Euphame Napier, on the
other hand, was a big girl for her thirteen years, and her face was at
this time too heavy and florid for clearness or correctness of tint or
outline; but already there was in the full, but straight mouth, in the
deep gray eyes, in the broad brow, from which the ruddy brown hair was so
tightly drawn, a remarkable repose, quietness, and power—a very womanly
face, and at the same time one to depend upon. Perhaps the negro woman,
Mum Bet, who defended her master's house, and who first appealed to the
Bill of Rights, and established the slaves' freedom in Massachusetts, was
like this Euphame; perhaps the Duke of Argyle's "sonsy lass," Jeanie
Deans, resembled her; and it is certain there was another face which
approached this old image of one of Lady Somerville's maidens—a mother's
face which appeared behind a burning vessel, while she held on by the
red-hot, stern chains with one unwavering hand, and in the other bore up a
little child; and still the face was a quiet, modest face, even in its
horror.
Euphame was candid as
crystal, sensible, brave, loving, and pious, as such a nature is prone to
be even in ignorance, like the Jews who were baptized to John's baptism,
though they had not heard of the Lord — yet Euphame was self-concentrated,
withdrawn from her neighbours, obstinate. To Euphame, in the crudeness of
her youthful views, Katie Crich-ton was something very disreputable and
disgraceful; it was like a solid, busy young bee, regarding a flyaway,
painted butterfly.
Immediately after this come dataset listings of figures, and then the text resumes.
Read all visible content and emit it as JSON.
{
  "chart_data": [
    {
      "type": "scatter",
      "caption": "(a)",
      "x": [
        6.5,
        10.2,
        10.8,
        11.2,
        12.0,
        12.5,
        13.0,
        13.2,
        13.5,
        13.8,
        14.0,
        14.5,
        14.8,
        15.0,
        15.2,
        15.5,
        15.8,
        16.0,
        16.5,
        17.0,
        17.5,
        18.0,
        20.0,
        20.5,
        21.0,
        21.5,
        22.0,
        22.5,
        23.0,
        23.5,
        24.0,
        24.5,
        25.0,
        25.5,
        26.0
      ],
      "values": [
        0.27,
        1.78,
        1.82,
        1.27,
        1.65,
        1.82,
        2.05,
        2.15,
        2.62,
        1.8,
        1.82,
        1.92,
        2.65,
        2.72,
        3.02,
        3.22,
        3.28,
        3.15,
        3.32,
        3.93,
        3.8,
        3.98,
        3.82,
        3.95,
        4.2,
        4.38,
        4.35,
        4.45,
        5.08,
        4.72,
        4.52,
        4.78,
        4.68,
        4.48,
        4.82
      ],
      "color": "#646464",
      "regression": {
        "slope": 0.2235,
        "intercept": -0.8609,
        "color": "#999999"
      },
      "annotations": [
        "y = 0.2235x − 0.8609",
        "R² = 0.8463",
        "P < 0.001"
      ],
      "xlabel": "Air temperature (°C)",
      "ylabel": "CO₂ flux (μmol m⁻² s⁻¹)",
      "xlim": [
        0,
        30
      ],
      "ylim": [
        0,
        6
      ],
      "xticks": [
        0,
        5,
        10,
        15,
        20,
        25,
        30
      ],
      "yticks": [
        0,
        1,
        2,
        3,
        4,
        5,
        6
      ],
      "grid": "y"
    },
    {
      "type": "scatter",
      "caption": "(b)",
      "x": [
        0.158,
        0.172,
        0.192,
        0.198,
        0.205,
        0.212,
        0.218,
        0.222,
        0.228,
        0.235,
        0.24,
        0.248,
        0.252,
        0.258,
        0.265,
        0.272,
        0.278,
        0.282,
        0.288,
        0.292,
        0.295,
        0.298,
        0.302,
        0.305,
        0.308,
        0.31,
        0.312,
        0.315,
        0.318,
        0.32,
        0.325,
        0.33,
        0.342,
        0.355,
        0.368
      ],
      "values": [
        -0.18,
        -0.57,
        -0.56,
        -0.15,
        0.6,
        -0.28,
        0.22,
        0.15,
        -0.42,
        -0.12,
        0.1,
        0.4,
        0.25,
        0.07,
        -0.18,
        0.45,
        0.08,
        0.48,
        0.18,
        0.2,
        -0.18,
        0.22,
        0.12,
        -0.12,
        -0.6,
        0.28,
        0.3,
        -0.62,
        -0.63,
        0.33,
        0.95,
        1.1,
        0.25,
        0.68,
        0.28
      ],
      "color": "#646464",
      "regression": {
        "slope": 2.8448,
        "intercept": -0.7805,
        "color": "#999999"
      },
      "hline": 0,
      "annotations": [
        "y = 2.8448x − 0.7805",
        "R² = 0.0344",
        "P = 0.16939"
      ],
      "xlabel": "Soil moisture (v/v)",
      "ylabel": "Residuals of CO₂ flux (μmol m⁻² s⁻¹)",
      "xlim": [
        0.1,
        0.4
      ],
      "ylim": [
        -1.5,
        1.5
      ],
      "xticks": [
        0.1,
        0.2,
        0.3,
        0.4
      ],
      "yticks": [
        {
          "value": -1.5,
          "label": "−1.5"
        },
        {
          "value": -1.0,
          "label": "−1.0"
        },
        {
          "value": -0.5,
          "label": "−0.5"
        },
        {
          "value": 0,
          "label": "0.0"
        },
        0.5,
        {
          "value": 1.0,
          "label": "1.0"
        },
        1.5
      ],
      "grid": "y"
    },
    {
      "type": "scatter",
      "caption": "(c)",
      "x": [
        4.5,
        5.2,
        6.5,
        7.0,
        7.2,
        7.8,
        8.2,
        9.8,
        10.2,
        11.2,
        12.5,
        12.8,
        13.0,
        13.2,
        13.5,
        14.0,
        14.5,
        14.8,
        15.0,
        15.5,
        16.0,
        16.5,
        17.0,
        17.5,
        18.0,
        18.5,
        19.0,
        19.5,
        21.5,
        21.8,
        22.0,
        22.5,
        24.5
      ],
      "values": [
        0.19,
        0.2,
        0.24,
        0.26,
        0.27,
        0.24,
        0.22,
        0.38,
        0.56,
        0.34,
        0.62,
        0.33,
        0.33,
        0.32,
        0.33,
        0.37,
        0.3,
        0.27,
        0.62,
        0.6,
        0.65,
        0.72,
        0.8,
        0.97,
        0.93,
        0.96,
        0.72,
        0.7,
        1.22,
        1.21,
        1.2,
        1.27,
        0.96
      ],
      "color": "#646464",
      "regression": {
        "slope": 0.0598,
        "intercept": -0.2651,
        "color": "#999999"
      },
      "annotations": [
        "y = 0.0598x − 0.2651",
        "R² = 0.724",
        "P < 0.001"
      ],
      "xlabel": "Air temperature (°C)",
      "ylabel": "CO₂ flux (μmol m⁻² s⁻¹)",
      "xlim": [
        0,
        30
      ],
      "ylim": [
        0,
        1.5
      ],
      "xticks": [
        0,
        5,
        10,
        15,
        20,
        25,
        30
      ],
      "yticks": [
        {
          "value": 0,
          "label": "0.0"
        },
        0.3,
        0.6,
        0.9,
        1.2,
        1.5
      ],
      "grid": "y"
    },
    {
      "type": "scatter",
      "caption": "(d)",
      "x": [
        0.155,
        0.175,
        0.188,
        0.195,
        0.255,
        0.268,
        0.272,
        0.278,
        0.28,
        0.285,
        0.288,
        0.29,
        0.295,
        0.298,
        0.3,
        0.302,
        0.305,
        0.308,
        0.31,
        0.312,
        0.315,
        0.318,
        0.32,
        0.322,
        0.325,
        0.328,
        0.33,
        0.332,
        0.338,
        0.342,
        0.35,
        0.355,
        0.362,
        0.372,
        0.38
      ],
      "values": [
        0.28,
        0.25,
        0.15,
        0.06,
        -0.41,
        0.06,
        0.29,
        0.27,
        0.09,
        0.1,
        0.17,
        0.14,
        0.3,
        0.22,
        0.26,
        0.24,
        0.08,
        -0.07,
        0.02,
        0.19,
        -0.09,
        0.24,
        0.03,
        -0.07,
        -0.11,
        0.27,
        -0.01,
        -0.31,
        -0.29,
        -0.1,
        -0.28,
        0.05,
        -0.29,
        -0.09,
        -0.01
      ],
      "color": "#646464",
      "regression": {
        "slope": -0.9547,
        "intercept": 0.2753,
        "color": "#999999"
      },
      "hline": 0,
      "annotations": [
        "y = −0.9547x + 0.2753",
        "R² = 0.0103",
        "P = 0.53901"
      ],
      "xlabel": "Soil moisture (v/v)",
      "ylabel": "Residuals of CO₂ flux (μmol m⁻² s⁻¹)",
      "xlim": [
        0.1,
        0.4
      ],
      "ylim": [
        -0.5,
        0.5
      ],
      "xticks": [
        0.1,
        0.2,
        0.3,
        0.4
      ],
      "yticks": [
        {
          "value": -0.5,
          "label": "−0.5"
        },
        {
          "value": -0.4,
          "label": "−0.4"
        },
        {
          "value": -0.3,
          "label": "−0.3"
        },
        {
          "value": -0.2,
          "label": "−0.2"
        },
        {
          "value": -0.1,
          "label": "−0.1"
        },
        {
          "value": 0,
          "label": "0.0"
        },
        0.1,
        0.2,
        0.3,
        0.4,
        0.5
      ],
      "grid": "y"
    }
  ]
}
Euphame was very diligent, very obedient to Mrs Jonet—not
that she feared punishment, but that she was grateful, loved order, and
was fond of occupation, and had a grand indifference to pleasure, except
in the shape of her visits to her dear old mother in the Trinity; not that
the girl was a stoic either— she had a wonderful capacity for pleasure in
simple things—-her narrow studies, her limited observations, her dawning
associations were sufficient food for a healthful opening mind. True,
Euphame had only one strong cord to her heart-strings, and that was the
poor, contented old mother in the Trinity—for Euphame was an only child,
and her mother was a widow; but that cord was such a cable in a
disposition like Euphame's, that knowing no others she wanted no other.
When that cable was cut, the heart would drift in wild, wailing loneliness
for a season, until the turbid waters settled again into a calm, and God's
goodness, Christ's love, the world of her fellow-men, be reflected so
visibly there that the mirror would never seem blank.